Le rôle de l'agence de presse au Congo était initialement assez limité. En 1930, le "Comité technique" a demandé à Belga de fournir un service d'information à partir du Congo. Dès 1937, il est fait appel à un correspondant local qui envoie à Bruxelles un télégramme quotidien de maximum 50 mots.

Ce service limité a fonctionné jusqu'au déclenchement de la guerre. A partir de 1947, Belga a développé un bureau éditorial indépendant au Congo. En 1957, cette agence envoyait par télex environ 20.000 mots par jour à ses abonnés en Afrique et 2.500 mots pour les abonnés de Bruxelles. Après l'indépendance, le bureau local a été repris par l'agence de presse congolaise ACP créée par le Premier ministre Patrice Lumumba.

En raison de son lien historique avec le Congo, Belga consacre toujours une grande attention éditoriale à l'actualité africaine, bien que la matière première de ces dépêches provienne en partie de nos partenaires français de l'AFP. Bien entendu, nous continuons à envoyer nos propres journalistes lors de visites d'État et de missions commerciales.

Dans un avenir proche, il y aura probablement beaucoup à faire concernant l'histoire coloniale et l'avenir des relations entre la Belgique et le Congo. Aujourd'hui, Belga est prête, comme toujours, à rendre compte de ces développements de manière indépendante et factuelle.

LIBERTE DE LA PRESSE

La Seconde Guerre mondiale a appris à Belga la valeur d'une rédaction indépendante et combien la liberté de la presse peut être fragile et éphémère.

À partir du 18 mai 1940, l'agence de presse est passée aux mains des Allemands sous la direction de l'agence de presse allemande DNB. Elle a envoyé des dépêches aux Allemands sous le nom de Belgapress. Une partie des employés de Belga a résisté courageusement aux Allemands, d'abord à Ostende, ensuite au Havre et à Poitiers. Un siège administratif est également resté actif à Anvers jusqu'à ce que le président, trois membres du conseil d'administration, plusieurs membres du personnel et le directeur François Peeters soient arrêtés par la Sipo (Sicherheitspolizei), la police de sûreté allemande. Le directeur Peeters est mort le 27 mai 1941, deux jours après sa libération.
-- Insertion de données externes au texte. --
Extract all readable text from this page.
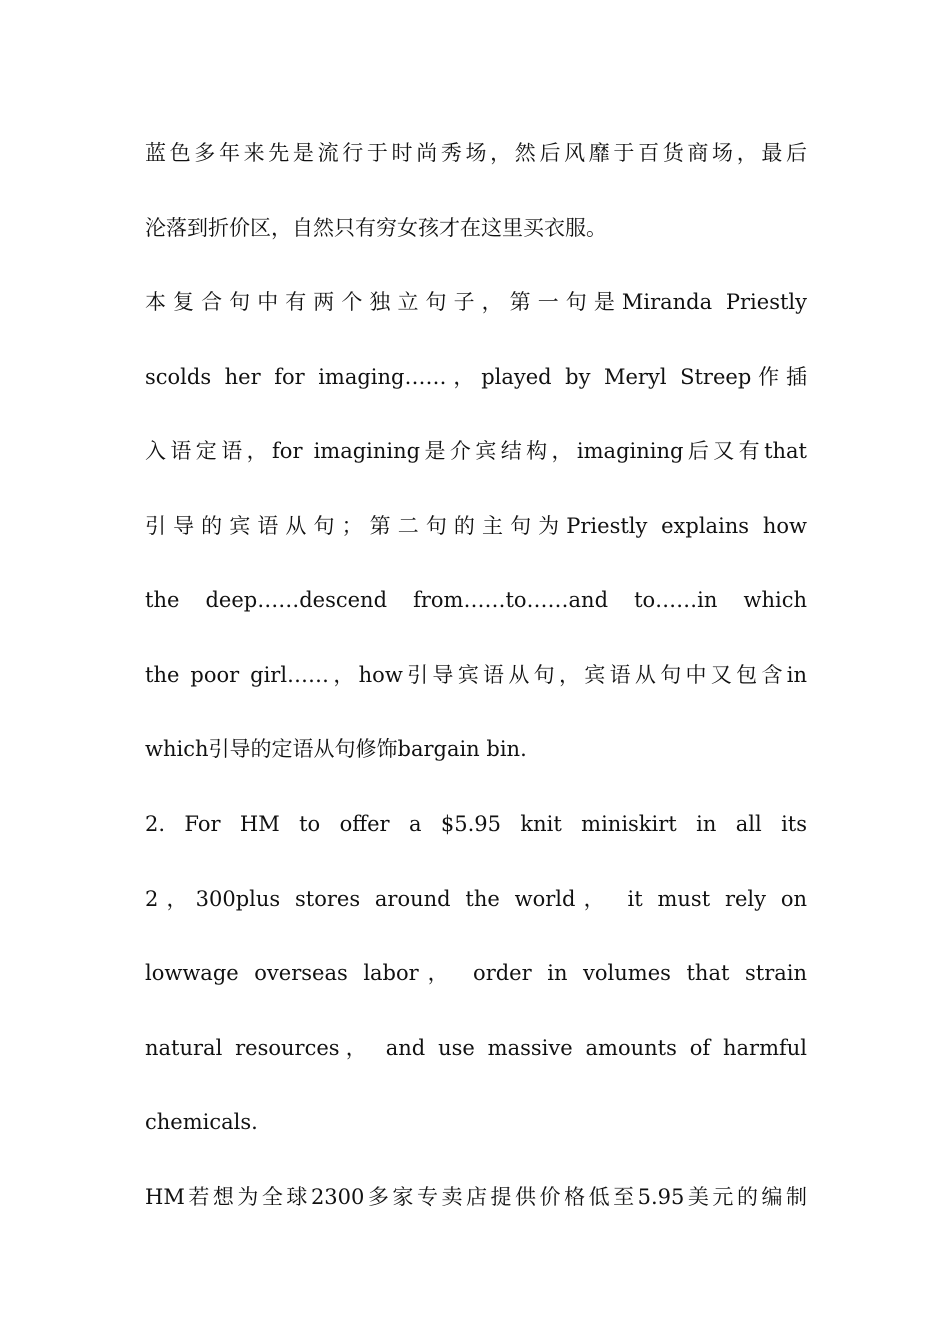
蓝色多年来先是流行于时尚秀场，然后风靡于百货商场，最后
沦落到折价区，自然只有穷女孩才在这里买衣服。
本复合句中有两个独立句子，第一句是Miranda Priestly
scolds her for imaging……，played by Meryl Streep作插
入语定语，for imagining是介宾结构，imagining后又有that
引导的宾语从句；第二句的主句为Priestly explains how
the deep……descend from……to……and to……in which
the poor girl……，how引导宾语从句，宾语从句中又包含in
which引导的定语从句修饰bargain bin.
2. For HM to offer a $5.95 knit miniskirt in all its
2，300plus stores around the world， it must rely on
lowwage overseas labor， order in volumes that strain
natural resources， and use massive amounts of harmful
chemicals.
HM若想为全球2300多家专卖店提供价格低至5.95美元的编制
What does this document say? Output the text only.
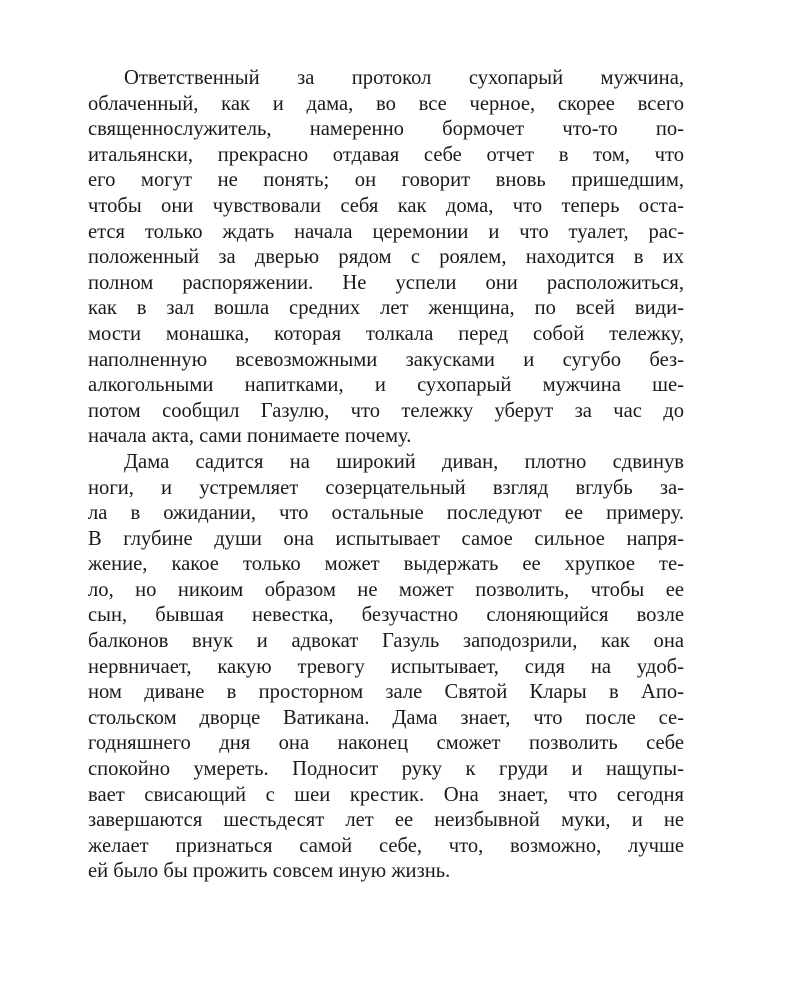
Ответственный за протокол сухопарый мужчина,
облаченный, как и дама, во все черное, скорее всего
священнослужитель, намеренно бормочет что-то по-
итальянски, прекрасно отдавая себе отчет в том, что
его могут не понять; он говорит вновь пришедшим,
чтобы они чувствовали себя как дома, что теперь оста-
ется только ждать начала церемонии и что туалет, рас-
положенный за дверью рядом с роялем, находится в их
полном распоряжении. Не успели они расположиться,
как в зал вошла средних лет женщина, по всей види-
мости монашка, которая толкала перед собой тележку,
наполненную всевозможными закусками и сугубо без-
алкогольными напитками, и сухопарый мужчина ше-
потом сообщил Газулю, что тележку уберут за час до
начала акта, сами понимаете почему.
Дама садится на широкий диван, плотно сдвинув
ноги, и устремляет созерцательный взгляд вглубь за-
ла в ожидании, что остальные последуют ее примеру.
В глубине души она испытывает самое сильное напря-
жение, какое только может выдержать ее хрупкое те-
ло, но никоим образом не может позволить, чтобы ее
сын, бывшая невестка, безучастно слоняющийся возле
балконов внук и адвокат Газуль заподозрили, как она
нервничает, какую тревогу испытывает, сидя на удоб-
ном диване в просторном зале Святой Клары в Апо-
стольском дворце Ватикана. Дама знает, что после се-
годняшнего дня она наконец сможет позволить себе
спокойно умереть. Подносит руку к груди и нащупы-
вает свисающий с шеи крестик. Она знает, что сегодня
завершаются шестьдесят лет ее неизбывной муки, и не
желает признаться самой себе, что, возможно, лучше
ей было бы прожить совсем иную жизнь.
Le 5 septembre 1944, presque immédiatement après la libération de Bruxelles, Belga a repris son travail d'agence de presse indépendante.

Déjà avant la guerre, les grandes agences étaient fortement influencées par leurs gouvernements nationaux. C'est pourquoi l'ANP néerlandaise a eu l'idée, dès 1939, d'échanger des informations directement entre les petites agences de presse indépendantes, afin d'éviter que leur couverture soit biaisée pour des raisons politiques par les grandes agences et leurs gouvernements. À cette fin, la Belgique, les Pays-Bas et les quatre pays scandinaves ont fondé le "Groupe 39" qui, jusqu'à aujourd'hui, joue encore un rôle actif dans le secteur.

Nous ne devons jamais oublier à quel point une agence de presse indépendante est importante pour notre démocratie et notre liberté. En 2020, nous sommes confrontés à la plus grande pandémie de ces 100 dernières années, à une crise économique qui rappelle la fin des années 1940, à un contexte politique instable dans lequel des autorités et des groupes d'intérêt tentent d’influencer la population avec des faits "alternatifs" et avec des manipulations automatisées de l'opinion publique par le biais des médias sociaux.

Dans ce contexte, plus encore qu'ailleurs, aucune entreprise de médias ne peut se permettre le luxe de se passer du pouvoir silencieux d'une agence de presse. La matière première que la rédaction de Belga fournit en dehors des projecteurs, 24 heures sur 24, 7 jours sur 7, aide chaque média à rester fiable et honnête en ces temps très agités.

Les informations factuelles fournies par l'agence de presse apportent également l'oxygène dont le débat public a besoin. Il est attendu de Belga que chaque information soit vérifiée et que ces nouvelles ne soient diffusées que lorsque leurs exactitude est garantie.

Nos journalistes, employés, directeurs et administrateurs sont fiers de la réputation que Belga s'est forgée au cours des 100 dernières années. Nous nous réjouissons de continuer à être à la hauteur de cette réputation dans les années à venir et d'évoluer avec nos partenaires au cours du siècle à venir pour que les actualités en mots et en images ainsi que nos services demeurent fiables et abordables pour tous les médias, les gouvernements et les entreprises.